On 07/01/2009, at 2:42 PM, step21 wrote:
I'll continue with the packaging tomorrow cause it's going to be 5 am soonish, but currently I have the following issues if anyone has a quick thought on one of those. I was under the impression I could use osx-app.sh for native packaging too, but so far: (note: in the paths below /opt/local/ is the macports install path passed to "osx-app.sh" with --libraries) /opt/local/etc/pango/pangox.aliases is not in my macports install (which it tries to copy) so is this a file specific to x11 pango (pango was installed with macports using +no_x11 ofc)
pangox.aliases contains information about the X font set, so if you're not using X11 then I imagine it can just be omitted.
Also the script is looking for: /opt/local/lib/libgtk-x11-2.0.0.dylib /opt/local/lib/libgdk-x11-2.0.0.dylib Only in a native version those would have to be: /opt/local/lib/libgtk-quartz-2.0.0.dylib /opt/local/lib/libgdk-quartz-2.0.0.dylib And so far I'm not quite sure how it gets the impression that it needs the x11 version, at first I thought it was hardcoded in the script, but it's not.

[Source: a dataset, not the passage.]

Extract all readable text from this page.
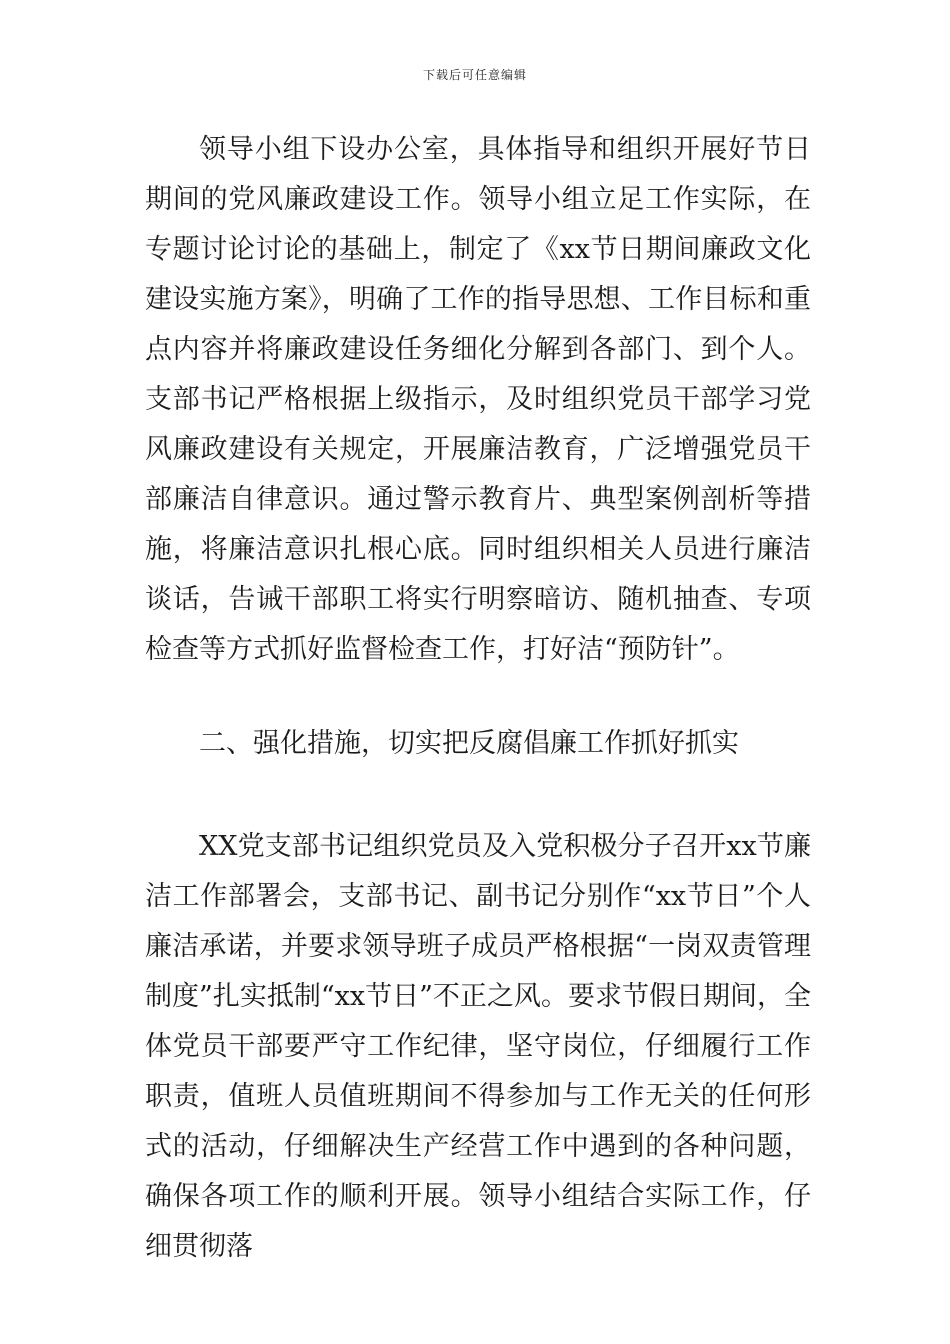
下载后可任意编辑

领导小组下设办公室，具体指导和组织开展好节日期间的党风廉政建设工作。领导小组立足工作实际，在专题讨论讨论的基础上，制定了《xx节日期间廉政文化建设实施方案》，明确了工作的指导思想、工作目标和重点内容并将廉政建设任务细化分解到各部门、到个人。支部书记严格根据上级指示，及时组织党员干部学习党风廉政建设有关规定，开展廉洁教育，广泛增强党员干部廉洁自律意识。通过警示教育片、典型案例剖析等措施，将廉洁意识扎根心底。同时组织相关人员进行廉洁谈话，告诫干部职工将实行明察暗访、随机抽查、专项检查等方式抓好监督检查工作，打好洁“预防针”。

二、强化措施，切实把反腐倡廉工作抓好抓实

XX党支部书记组织党员及入党积极分子召开xx节廉洁工作部署会，支部书记、副书记分别作“xx节日”个人廉洁承诺，并要求领导班子成员严格根据“一岗双责管理制度”扎实抵制“xx节日”不正之风。要求节假日期间，全体党员干部要严守工作纪律，坚守岗位，仔细履行工作职责，值班人员值班期间不得参加与工作无关的任何形式的活动，仔细解决生产经营工作中遇到的各种问题，确保各项工作的顺利开展。领导小组结合实际工作，仔细贯彻落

No, none of the dependencies are hardcoded. It determines what they are by recursively calling "otool -L" on the inkscape executable and all the libraries it depends on. Thus, I'd say that if you're seeing this then it means that something didn't compile properly in Macports as +no_x11 and still has the libgtk-x11 library as a dependency. You can probably just use otool yourself to figure out which dependency this is and address the problem.
This is a it strange since the app bundling script should only reference libraries that that copy of Inkscape is linked against -- that is, it shouldn't really be possible for it to reference a non- existent library, or it wouldn't have linked in the first place... unless maybe you have forced removal of a macports package after linking Inkscape. Weird!